Мама Надюши по телефону разговаривает, а дочка цепко ухватилась за металлический поручень и лопочет:
– А! – раскрыла она рот от удивления.
– Что? Слоновая семья? Слон? – тормошила её Оля.
– О! – кроха трогала свои ноги.
– Вот у тебя две ноги, а у слона четыре ноги. А почему у тебя две руки?
– Одна, – Надюша вытянула ладошку, – дел-л-лжаться за маму. Одна, – вытянула другую, – дел-л-лжать папу. – Слон носиком дел-л-лжится за маму.
Розовые уши подошел к своей семье и стал есть.
– Нет, чтобы с детьми поделиться… Детей отстранил – сам полез! Обед подели с другом. Настоящий слон в посудной лавке, – бабушка отошла на скамейку и присела.
Слон отряхивал траву и отправил в свой рот, спрятанный под хоботом.
– А почему у него л-л-лозовые уши? – посмотрел брат на старшую сестру.
– Это атмосферно! Розовые уши отмёрзли на морозе. Он же ещё не привык у нас. А в Африке всегда лето. Хватит! Пошли! – потянула сестра сильнее.
Бабушке всё равно, у какого дети вольера: слон, жираф, хоть бегемот. В её воображении проносились картинки её детства, и, закрыв глаза, она улыбалась.

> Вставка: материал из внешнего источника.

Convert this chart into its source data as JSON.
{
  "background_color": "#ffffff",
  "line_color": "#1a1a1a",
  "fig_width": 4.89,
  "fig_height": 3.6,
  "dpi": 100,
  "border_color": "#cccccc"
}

Егор побежал вперед, он хотел найти динозавра. Оля за ним: юбка её, как юла, атлас тёмно-синими горошинками перекатывается, что очень нравится бабушке.
– Пингвины! – закричал Егор от радости и свистнул.
Пингвин брызнул белой струей. И резво нырнул, резко, почти сразу, выпрыгнул прямо на дорожку.
– Смотл-л-ли! На пузе пл-л-лыгает!
– Перышки чистит. Пингвины – это птички, а плавают, как утки. А ты не умеешь.
– Я – буду уметь, – пообещал внук бабушке и побежал дальше искать динозавра.
– Вот…Черноголовый Хохотун. Как чайка…
– Хохотун? – засмеялся Егорка.
– Ты видел аиста, который тебя принес? – смеётся сестра и увлекает брата дальше.
– Пума, пума! Смотри! Почему она ходит туда-сюда? – сердится на пуму Оля. – Я хочу сфотографировать её. – Туда! Сюда! Стой! Снимать буду!
– Ры! – подошла пума и остановилась, глядя на Олю красными, как огонь, глазами. – Р-р-ры.
– Л-л-л, – дразнит Егор и отходит задом. – Л-р-л! Р-р-р!
Все смеются: и девушка в серой шляпке, и мужчина в чёрных очках, и Надюша, и её мама. Егор пятился, пятился… И гоп! В детскую коляску чуть не сел.
– Что это пума так оживилась? – мужчина снял чёрные очки и протёр их.
– Смотрите, как вышагивает, – девушка поправила серую шляпку.
Вдруг пума резко кидается. Прыжок! Ещё прыжок!
Оля удивилась, глаза расширились, брови взлетели к чёлке. Она услышала, как испугался брат.
– О! – Егор свистнул, потом прищурился, брови его съехали на глаза, губы напряжённо растянуты, то ли заплачет, то ли засмеётся.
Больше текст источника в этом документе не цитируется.